Mystical, Compassionate, Tragic
Tone in a novel generally means the feel of the book, or in other words, the kind of emotions it produces with its language. And since Cry, the Beloved Country uses its deeply sad subject matter to create a political point, we can see why there would be a lot of raw emotion in this book. How does Alan Paton make the language of this book so sorrowful? Let's look at a passage from the last chapter, when Kumalo is meditating on top of a mountain while waiting for his son's execution.

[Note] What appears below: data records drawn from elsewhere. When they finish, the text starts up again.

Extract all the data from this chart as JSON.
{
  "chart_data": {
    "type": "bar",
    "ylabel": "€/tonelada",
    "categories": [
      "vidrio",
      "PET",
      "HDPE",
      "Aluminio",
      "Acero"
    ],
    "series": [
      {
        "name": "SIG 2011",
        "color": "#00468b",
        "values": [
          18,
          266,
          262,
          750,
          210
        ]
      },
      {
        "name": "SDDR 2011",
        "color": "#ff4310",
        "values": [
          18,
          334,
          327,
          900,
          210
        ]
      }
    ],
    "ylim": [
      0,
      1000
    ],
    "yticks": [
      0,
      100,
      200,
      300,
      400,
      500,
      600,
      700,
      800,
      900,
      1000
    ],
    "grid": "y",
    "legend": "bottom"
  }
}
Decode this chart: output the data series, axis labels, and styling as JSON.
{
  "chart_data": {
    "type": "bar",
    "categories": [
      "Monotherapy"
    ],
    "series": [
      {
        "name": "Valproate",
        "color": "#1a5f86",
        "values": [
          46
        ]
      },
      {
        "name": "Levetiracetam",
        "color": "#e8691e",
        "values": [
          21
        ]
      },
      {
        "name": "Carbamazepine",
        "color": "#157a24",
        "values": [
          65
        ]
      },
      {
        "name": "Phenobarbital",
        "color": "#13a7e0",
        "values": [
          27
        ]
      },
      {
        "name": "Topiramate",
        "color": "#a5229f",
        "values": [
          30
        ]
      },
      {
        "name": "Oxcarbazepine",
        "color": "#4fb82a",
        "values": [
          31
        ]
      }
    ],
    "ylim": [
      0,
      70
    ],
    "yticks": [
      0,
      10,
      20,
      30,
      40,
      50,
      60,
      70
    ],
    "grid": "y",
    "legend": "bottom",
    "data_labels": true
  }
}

Why was it given to one man to have his pain transmuted into gladness? Why was it given to one man to have such an awareness of God? And why might not another, having no such awareness, live with pain that never ended? […] But his mind would contain it no longer. It was not for man's knowing. He put it from his mind, for it was a secret. (3.36.43-44)
Here, Kumalo is wrestling with some big questions. In fact, these are the biggest questions: why is it that some people have a happy ending while others don't? Why is it that some people maintain faith in God, while others do not find their answers in religion? Instead of answering these giant questions with some easy reply, the novel tells us that this kind of stuff is "not for man's knowing" (3.36.44). The religious nature of these questions gives the book a mystical tone, meaning that the book deals with ambiguous, often deeply spiritual material.

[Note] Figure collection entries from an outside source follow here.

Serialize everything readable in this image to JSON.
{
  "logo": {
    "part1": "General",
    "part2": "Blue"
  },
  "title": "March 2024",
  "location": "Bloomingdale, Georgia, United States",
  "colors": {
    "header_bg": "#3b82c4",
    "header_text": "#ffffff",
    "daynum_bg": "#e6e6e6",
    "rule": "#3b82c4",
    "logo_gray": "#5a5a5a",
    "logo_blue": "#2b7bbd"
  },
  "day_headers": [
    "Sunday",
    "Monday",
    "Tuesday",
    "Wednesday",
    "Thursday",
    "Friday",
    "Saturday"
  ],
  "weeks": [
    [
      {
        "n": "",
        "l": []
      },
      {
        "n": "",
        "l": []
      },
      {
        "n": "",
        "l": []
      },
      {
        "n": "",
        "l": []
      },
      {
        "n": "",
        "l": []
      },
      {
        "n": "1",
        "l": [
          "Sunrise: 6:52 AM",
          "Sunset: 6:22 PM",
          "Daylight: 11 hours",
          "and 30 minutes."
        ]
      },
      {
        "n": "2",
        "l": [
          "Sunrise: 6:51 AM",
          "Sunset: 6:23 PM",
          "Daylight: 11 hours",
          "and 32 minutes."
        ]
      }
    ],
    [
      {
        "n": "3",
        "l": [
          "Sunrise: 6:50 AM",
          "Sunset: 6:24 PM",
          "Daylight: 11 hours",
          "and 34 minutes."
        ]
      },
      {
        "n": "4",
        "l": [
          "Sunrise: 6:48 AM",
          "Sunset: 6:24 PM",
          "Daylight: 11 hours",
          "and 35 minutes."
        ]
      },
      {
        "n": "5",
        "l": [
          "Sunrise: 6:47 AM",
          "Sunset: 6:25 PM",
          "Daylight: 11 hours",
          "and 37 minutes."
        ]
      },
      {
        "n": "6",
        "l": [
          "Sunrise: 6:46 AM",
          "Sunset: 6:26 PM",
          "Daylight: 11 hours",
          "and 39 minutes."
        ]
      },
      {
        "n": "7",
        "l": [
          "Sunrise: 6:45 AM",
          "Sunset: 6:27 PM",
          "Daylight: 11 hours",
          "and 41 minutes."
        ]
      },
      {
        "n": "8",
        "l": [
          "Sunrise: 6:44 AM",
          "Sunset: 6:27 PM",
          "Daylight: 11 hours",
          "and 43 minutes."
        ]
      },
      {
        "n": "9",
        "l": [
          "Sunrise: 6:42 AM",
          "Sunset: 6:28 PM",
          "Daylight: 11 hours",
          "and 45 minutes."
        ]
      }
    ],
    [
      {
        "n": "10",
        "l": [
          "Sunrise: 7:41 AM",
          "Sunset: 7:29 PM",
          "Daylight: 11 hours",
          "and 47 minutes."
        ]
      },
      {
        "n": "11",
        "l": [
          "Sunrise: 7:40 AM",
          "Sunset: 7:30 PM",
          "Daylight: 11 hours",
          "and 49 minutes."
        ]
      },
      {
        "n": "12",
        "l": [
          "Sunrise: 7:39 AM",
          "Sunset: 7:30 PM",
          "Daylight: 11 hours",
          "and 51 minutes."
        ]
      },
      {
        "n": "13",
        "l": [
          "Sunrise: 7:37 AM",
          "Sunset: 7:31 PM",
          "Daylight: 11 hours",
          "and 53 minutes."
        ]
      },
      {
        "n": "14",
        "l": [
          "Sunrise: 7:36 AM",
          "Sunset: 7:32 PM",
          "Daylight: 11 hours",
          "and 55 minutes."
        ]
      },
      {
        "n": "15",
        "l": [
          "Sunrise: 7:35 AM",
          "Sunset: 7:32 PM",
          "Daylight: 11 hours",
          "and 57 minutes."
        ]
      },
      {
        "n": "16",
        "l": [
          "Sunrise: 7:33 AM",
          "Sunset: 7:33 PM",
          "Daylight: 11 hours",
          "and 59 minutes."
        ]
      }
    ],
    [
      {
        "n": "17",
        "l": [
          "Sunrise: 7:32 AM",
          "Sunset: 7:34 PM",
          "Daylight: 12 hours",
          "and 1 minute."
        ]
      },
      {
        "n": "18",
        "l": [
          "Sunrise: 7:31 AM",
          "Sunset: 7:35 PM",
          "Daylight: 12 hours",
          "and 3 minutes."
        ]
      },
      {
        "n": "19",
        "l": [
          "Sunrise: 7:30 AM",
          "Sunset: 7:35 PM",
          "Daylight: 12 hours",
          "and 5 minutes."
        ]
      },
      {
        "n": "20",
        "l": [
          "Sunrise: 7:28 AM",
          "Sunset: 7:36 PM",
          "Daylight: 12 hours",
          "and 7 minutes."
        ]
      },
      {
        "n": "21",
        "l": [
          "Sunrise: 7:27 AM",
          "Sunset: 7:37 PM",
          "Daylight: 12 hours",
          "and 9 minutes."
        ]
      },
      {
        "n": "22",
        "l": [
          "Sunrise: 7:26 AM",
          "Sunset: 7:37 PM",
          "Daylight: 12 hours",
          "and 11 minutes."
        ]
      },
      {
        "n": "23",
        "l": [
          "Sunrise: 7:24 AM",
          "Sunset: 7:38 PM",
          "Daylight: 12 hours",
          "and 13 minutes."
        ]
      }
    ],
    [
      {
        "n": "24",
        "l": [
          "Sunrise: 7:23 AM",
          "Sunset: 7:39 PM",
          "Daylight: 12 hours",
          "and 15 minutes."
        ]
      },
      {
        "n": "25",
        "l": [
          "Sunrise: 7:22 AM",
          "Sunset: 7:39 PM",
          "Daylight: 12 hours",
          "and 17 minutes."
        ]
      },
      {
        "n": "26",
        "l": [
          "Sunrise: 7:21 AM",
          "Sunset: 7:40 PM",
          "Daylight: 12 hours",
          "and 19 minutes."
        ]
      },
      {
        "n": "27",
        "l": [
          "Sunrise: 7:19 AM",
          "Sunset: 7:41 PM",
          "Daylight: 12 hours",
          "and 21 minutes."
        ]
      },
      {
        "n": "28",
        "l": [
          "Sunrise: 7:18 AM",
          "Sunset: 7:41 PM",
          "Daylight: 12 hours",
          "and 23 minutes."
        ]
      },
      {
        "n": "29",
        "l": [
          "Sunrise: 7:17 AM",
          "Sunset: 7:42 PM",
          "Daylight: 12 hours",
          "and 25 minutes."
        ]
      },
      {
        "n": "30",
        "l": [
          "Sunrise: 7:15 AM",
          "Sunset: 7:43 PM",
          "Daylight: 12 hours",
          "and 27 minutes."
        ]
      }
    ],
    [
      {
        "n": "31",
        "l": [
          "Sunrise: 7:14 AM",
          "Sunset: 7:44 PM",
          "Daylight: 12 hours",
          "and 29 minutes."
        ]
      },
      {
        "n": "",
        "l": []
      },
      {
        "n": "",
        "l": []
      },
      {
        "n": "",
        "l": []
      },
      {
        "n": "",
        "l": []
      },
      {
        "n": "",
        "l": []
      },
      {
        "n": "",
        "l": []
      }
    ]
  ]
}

So this passage tells us that there are things that we not only do not know, but that we also cannot know, because they are beyond human understanding. By leaving the reader in a state of uncertainty about why all of these terrible things have happened to the Kumalo family and whether the future will be any better, Cry, the Beloved Country inspires a sense of anxiety and concern for its central characters and their social situations.

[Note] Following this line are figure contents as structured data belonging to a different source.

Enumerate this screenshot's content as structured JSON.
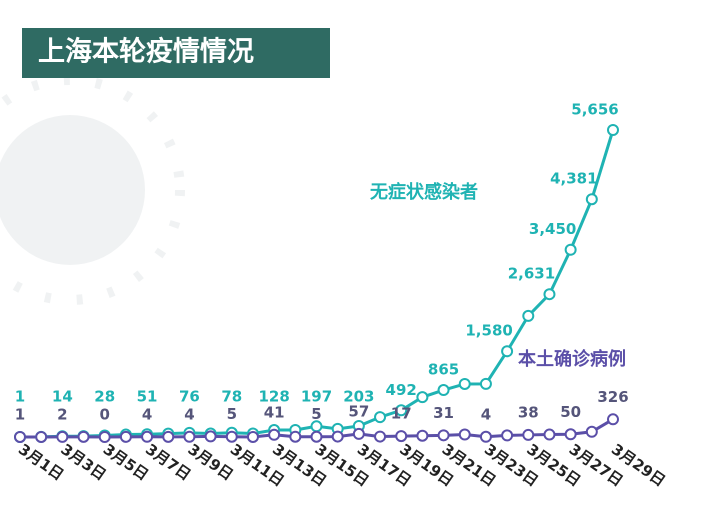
{
  "chart_data": {
    "type": "line",
    "title": "上海本轮疫情情况",
    "categories": [
      "3月1日",
      null,
      "3月3日",
      null,
      "3月5日",
      null,
      "3月7日",
      null,
      "3月9日",
      null,
      "3月11日",
      null,
      "3月13日",
      null,
      "3月15日",
      null,
      "3月17日",
      null,
      "3月19日",
      null,
      "3月21日",
      null,
      "3月23日",
      null,
      "3月25日",
      null,
      "3月27日",
      null,
      "3月29日"
    ],
    "series": [
      {
        "name": "无症状感染者",
        "color": "#1fb3b3",
        "values": [
          1,
          3,
          14,
          16,
          28,
          45,
          51,
          62,
          76,
          64,
          78,
          64,
          128,
          130,
          197,
          150,
          203,
          366,
          492,
          734,
          865,
          977,
          979,
          1580,
          2231,
          2631,
          3450,
          4381,
          5656
        ],
        "value_labels": [
          "1",
          null,
          "14",
          null,
          "28",
          null,
          "51",
          null,
          "76",
          null,
          "78",
          null,
          "128",
          null,
          "197",
          null,
          "203",
          null,
          "492",
          null,
          "865",
          null,
          null,
          "1,580",
          null,
          "2,631",
          "3,450",
          "4,381",
          "5,656"
        ]
      },
      {
        "name": "本土确诊病例",
        "color": "#5b4fa8",
        "values": [
          1,
          1,
          2,
          3,
          0,
          3,
          4,
          3,
          4,
          11,
          5,
          1,
          41,
          5,
          5,
          8,
          57,
          8,
          17,
          24,
          31,
          46,
          4,
          29,
          38,
          45,
          50,
          96,
          326
        ],
        "value_labels": [
          "1",
          null,
          "2",
          null,
          "0",
          null,
          "4",
          null,
          "4",
          null,
          "5",
          null,
          "41",
          null,
          "5",
          null,
          "57",
          null,
          "17",
          null,
          "31",
          null,
          "4",
          null,
          "38",
          null,
          "50",
          null,
          "326"
        ]
      }
    ]
  }
}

We want to try to change things—to help as best we can. That's why we say that the tone of the book is compassionate. It produces a sense of sympathy in the reader because we know that the main characters are suffering so much confusion and doubt.
But there's is also a sense of tragedy throughout this passage. Even though Kumalo spends much of the final chapter giving thanks for all of the good things in his life, he knows that many people do not have their "pain transmuted into gladness." In other words, while Kumalo feels that he has been saved, many others remain in pain.
And not only are other people outside of the novel continuing to suffer, but Kumalo himself is about to lose his only child. Absalom is about to be executed for Pete's sake. We admire Kumalo's resolution to be grateful and to avoid despair at the end of Cry, the Beloved Country. But it almost makes it sadder for us that Alan Paton doesn't linger on some melodramatic scene of Kumalo's tears and misery. Kumalo's patience and dignity in the face of his great suffering give the book a deeply tragic tone.